L’intérêt de ce recueil réside surtout dans l’orientation thématique des entretiens. L’auteure a su constamment recentrer ses échanges sur sa préoccupation première : interroger les artistes sur leur façon de concevoir les mises en scène de leurs œuvres tout en cherchant à en connaitre l’effet attendu sur les spectateurs. De nombreux projets sont ainsi analysés, disséqués, mis en conversation. Dans une synthèse préalable, qui appelle à un développement plus approfondi, la perspective des enjeux actuels de la scénographie est reliée à une histoire plus classique convoquant autant Herbert Bayer que El Lissitzky. Partant des premières tentatives pour rendre le spectateur plus actif dans l’exposition, l’auteure étend sa réflexion au prisme de la théorie des milieux à l’aide d’auteurs comme Jakob von Uexküll, dont l’ouvrage de 1934, Milieu animal et milieu humain a été remis au gout du jour par Pierre Huyghe dans plusieurs de ses expositions. La scénographie n’est plus considérée comme un simple environnement, mais comme le moyen de créer des espaces de réciprocité, des zones de rencontre. Œuvres et spectateurs peuvent alors créer d’autres types de relations « entre humains et non-humains », tels que les envisage Donna Haraway dans Habiter le trouble, livre dans lequel la notion d’habitat est empruntée pour le présent ouvrage. Les échos de ces préoccupations écologiques resurgissent dans les entretiens. On y découvre par exemple l’influence de Jonathan Gottschall et sa conception des espaces narratifs en lien avec la théorie de l’évolution dans le travail de Tony Oursler ou encore l’impact de l’écocinéma chez Eija-Liisa Ahtila.

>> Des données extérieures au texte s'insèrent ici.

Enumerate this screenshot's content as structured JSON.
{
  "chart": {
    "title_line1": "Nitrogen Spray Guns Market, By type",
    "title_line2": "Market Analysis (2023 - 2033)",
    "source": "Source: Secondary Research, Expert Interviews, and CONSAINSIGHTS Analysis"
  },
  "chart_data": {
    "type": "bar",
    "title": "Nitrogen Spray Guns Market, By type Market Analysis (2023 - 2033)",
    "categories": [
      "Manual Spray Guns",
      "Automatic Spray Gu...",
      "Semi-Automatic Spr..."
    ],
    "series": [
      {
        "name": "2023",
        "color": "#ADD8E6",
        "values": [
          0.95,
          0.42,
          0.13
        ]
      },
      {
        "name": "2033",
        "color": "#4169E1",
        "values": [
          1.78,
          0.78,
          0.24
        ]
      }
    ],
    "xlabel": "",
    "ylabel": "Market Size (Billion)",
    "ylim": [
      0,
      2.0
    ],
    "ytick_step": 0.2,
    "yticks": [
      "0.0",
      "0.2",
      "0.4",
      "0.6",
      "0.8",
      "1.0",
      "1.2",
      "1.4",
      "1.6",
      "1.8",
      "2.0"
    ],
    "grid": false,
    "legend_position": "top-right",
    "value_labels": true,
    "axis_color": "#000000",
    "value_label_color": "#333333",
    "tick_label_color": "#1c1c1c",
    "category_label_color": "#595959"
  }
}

Cette dimension écologique, sous-jacente à une nouvelle perception de la scénographie, conduit à ne plus considérer les vidéos et les écrans comme des espaces dédiés à une perception isolée et individuelle, mais à les voir comme des moyens de mise en relation entre les individus. Mêler espaces réels et espaces fictionnels permet, selon l’auteure, de créer des espaces où peuvent s’inscrire des rituels collectifs, ouvrant vers des enjeux de réconciliation ou de réparation. Ces mises en scène contribueraient à renforcer le lien social. Quittant le dispositif coercitif de maitrise des regards et des points de vue, la scénographie deviendrait alors une machine à produire du relationnel avec une préoccupation relative au vivant.